The Parri Law Firm

Experienced Clearwater elder Law attorney

      (727) 586-4224

Elder Law & Special Needs Planning

Transfer or Early Termination
Converting a (d)(4)(A) Individual SNT  into a (d)(4)(C) Pooled SNT


I have been approached recently by several attorneys asking if their client can transfer their Individual SNT (d)(4)(A) into a Pooled SNT (d)(4)(C).  In some cases, it is because the beneficiary has moved out of state and the attorney who drafted the trust is the trustee and they no longer wish to be involved. In other cases, the trust was established with a million dollars, but now has only $100,000 and the corporate trustee’s minimum fees are no longer justified.  In another situation, the last named family member trustee does not want to serve and the corpus is below the bank’s minimum.  Finally, others have decided later that they would like any remainder to go to a non-profit organization that has established a trust years after the original SNT was drafted.

POM SI 01120.199F Early Termination Provisions and Trusts states that in order for an SNT to be terminated early, it must meet specific requirements. (1) The State(s), as primary assignee, would receive an amount equal to the total amount of medical assistance paid on behalf of the individual under the State Medicaid plan(s); (2) Other than payment for taxes due from the trust to the State(s) or Federal government due to the termination of the trusts and reasonable fees and administrative expenses associated with the termination of the trust, no entity other than the trust beneficiary may benefit from the early termination; and (3) The early termination clause gives the power to terminate to someone other than the trust beneficiary.  The most common argument is that a transfer of a individual SNT to a pooled SNT is not a termination at all.  The argument seems logical, but we all know that the law rarely has room for logic.

My counter argument and the view of Social Security is that SI 01120.199F(2) provides a clear exception allowing a pooled SNT to be transferred to another pooled SNT without it being considered an early termination.  Because there is an exception for pooled SNTs, the omission of an exception for individual SNTs would mean that Social Security would treat the transfer of an individual SNT to a pooled SNT as an early termination subject to the requirements above.

What does this really mean? It means that if you include a provision allowing the transfer of the individual SNT into a pooled SNT without complying with SI 01120.199F, your trust may not be approved and the corpus could be considered an available resource. Trusts that are reviewed during an annual review will likely be determined to be invalid. In the later case, at least the trust can be amended during the 90 day amendment period as per SI 01120.199A(2).

What if you still have the same problems as above, but cannot just transfer the trust? What can be done? First, if the trust beneficiary has not incurred a lot of medical assistance under a State Medicaid plan, you can terminate the trust early, pay the state and distribute the funds to the trust beneficiary.
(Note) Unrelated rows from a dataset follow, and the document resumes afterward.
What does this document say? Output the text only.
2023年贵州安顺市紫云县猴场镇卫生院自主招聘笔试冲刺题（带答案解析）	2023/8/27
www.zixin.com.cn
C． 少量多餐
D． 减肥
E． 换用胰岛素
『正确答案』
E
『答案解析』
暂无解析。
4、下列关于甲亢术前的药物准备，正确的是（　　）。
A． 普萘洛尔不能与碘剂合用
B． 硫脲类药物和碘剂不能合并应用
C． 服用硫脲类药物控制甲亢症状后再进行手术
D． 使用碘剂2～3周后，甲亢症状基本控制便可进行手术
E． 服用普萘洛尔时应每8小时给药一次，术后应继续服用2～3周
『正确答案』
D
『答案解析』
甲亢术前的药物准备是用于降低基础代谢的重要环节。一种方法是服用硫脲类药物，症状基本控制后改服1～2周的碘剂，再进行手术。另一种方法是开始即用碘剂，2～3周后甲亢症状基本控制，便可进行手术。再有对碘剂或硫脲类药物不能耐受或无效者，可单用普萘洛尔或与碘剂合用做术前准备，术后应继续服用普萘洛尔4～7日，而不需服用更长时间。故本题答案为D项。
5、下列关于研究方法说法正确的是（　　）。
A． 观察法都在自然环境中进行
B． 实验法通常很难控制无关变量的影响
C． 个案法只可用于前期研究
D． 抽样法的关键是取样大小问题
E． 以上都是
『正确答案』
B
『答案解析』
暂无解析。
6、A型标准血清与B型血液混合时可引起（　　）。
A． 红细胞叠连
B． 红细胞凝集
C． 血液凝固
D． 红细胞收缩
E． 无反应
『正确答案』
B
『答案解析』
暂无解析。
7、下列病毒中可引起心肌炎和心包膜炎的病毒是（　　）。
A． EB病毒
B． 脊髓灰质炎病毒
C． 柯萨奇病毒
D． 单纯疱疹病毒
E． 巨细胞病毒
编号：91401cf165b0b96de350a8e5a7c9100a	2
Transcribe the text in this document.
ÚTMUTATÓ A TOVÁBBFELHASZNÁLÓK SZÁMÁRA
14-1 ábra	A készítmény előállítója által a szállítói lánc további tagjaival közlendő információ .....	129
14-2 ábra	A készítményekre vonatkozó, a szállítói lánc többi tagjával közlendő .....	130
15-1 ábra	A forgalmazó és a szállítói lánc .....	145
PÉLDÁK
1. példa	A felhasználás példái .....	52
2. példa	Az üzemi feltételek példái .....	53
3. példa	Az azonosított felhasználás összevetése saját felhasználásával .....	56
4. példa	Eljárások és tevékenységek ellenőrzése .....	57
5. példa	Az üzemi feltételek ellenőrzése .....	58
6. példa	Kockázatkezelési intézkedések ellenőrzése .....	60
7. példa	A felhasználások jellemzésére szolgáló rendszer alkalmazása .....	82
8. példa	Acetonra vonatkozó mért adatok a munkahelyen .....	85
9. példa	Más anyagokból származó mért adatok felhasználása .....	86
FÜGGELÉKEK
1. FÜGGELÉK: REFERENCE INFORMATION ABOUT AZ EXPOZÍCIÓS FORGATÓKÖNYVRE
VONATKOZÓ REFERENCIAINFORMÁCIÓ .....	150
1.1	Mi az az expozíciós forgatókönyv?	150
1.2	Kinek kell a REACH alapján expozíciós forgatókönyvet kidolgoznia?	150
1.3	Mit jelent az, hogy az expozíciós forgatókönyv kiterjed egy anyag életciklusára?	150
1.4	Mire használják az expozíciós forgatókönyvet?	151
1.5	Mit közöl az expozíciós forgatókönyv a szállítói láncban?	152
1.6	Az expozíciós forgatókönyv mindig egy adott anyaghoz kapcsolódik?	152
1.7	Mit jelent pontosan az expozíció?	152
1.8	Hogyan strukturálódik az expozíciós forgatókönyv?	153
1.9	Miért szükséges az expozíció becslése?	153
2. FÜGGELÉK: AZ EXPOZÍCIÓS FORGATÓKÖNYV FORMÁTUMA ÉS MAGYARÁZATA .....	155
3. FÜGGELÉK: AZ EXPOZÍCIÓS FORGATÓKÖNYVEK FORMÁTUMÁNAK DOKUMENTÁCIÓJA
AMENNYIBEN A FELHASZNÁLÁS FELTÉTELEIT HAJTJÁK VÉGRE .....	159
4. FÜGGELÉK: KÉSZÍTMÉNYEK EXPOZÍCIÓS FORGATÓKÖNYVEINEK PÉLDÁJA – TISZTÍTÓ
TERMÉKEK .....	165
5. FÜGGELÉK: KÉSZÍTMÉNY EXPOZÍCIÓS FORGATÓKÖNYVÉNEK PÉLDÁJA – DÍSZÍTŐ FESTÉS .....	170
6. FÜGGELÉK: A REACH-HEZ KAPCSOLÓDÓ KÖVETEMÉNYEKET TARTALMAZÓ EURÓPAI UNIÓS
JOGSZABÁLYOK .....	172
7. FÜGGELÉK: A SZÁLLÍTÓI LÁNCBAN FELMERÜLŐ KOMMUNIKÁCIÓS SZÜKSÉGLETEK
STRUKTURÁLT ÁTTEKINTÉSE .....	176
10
The beneficiary can then establish a new pooled SNT.  Beware if your client is over age 64 and you are in a state that imposes a transfer penalty.  If that is not possible, perhaps a pooled trust provider would be willing to act as trustee for your individual SNT. Not all pooled trust providers will act as trustee for individual SNTs and administration fees may be higher than for a pooled trust.

Now, for that new client that walks through the door, what are you going to do? I would recommend taking another hard look at using a pooled trust. Many organizations that operate pooled trusts, operate them in many states. If you pick a state specific pooled trust, just make sure they include language allowing your client to transfer to another pooled trust. New funds can be deposited into a client’s pooled trust account after age 64, as long as your state allows. Pooled trust providers often administer trusts worth millions of dollars and will take care of your client’s trust even if the client’s funds are spent down.  Lastly, remember, not all pooled trust organizations require the retention of corpus upon death. If one does, just ask around and you will probably find one that will work for you and your client.